Assessment of current practice

  Standards   Standard Met (% of units)
1 Each unit should have at least 2-4 machines per 1000 deliveries   86%
2 There should be an EFM guideline available in each unit    74%
3 Continuous EFM should be used in a selection of high risk pregnancies    93%
4 Fetal blood sampling should be available if EFM is used    81%
5 Umbilical cord pH should be performed in situations of suspected fetal compromise   94%

The availability of guidelines was poor and did not correspond to the size of unit.

Despite high overall use of EFM for high-risk labours, the definition of high risk varied considerably between units.

There has been a doubling of the availability of FBS facilities over the past 20 years.

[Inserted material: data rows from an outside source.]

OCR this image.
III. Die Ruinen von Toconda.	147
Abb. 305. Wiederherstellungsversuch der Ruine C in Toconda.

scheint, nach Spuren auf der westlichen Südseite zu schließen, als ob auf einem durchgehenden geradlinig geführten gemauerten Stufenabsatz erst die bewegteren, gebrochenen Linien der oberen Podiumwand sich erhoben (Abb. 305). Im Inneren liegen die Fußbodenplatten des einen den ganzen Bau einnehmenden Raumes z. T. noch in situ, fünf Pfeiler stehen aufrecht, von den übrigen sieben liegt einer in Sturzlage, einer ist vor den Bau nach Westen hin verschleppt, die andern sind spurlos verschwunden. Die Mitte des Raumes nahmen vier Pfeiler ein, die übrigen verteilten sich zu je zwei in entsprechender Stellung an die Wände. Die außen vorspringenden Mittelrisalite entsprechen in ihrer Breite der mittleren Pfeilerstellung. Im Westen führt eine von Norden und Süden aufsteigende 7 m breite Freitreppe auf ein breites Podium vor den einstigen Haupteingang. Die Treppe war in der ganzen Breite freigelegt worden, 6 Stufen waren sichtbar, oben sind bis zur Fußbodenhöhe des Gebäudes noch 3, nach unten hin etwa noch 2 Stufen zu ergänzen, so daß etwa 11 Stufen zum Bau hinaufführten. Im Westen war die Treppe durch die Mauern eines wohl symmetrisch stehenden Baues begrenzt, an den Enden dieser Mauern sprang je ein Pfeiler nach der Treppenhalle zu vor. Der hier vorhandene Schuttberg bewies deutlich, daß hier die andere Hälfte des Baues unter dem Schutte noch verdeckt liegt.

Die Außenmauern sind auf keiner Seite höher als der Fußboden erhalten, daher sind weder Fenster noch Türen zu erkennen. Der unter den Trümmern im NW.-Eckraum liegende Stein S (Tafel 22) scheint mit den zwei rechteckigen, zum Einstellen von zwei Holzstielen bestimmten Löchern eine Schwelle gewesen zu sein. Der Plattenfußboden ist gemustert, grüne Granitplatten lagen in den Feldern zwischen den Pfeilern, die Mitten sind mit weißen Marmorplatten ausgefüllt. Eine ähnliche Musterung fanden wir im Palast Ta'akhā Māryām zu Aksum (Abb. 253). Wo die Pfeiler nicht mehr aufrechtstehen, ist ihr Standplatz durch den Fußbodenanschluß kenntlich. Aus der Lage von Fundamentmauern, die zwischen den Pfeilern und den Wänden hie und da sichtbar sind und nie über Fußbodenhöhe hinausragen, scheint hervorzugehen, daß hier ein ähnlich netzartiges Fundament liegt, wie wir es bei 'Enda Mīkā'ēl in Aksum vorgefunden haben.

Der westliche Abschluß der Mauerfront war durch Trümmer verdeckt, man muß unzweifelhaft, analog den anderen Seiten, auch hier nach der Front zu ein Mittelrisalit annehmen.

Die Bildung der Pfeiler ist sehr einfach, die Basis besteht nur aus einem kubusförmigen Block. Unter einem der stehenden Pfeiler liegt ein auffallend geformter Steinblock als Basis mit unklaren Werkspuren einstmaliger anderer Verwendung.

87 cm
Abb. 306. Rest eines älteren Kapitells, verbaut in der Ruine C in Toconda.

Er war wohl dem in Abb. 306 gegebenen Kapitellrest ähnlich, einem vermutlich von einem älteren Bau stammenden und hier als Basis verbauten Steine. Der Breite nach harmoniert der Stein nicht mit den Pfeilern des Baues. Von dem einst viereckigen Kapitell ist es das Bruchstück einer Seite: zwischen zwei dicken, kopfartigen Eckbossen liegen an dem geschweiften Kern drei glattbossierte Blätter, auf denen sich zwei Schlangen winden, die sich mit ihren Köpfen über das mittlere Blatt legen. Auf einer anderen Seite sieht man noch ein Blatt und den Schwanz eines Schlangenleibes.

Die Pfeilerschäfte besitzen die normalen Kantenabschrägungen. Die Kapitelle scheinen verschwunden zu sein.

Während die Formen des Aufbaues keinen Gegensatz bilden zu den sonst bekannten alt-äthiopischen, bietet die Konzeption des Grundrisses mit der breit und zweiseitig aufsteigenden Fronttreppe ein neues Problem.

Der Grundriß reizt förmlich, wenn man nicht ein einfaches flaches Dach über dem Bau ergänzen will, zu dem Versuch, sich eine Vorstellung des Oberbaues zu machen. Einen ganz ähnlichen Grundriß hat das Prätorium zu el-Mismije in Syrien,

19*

Most units sampled cord pH in situations of suspected fetal compromise but the definition if compromise again varied between units, for example only 68% of units routinely samples cord pH after emergency Caesarean sections.

Project 27/28 - Chapter 7

This aimed to provide national and regional survival rates for babies born between 27+0 and 28+6 weeks during 1998-2000. This data is not routinely collected centrally despite being recorded on all births.

The overall survival rate was 88% - much better than expected and double the rate of the mid-1980s.

The type of hospital in which they were born did not affect survival rate.

Full enquiry findings will be published in the next annual report.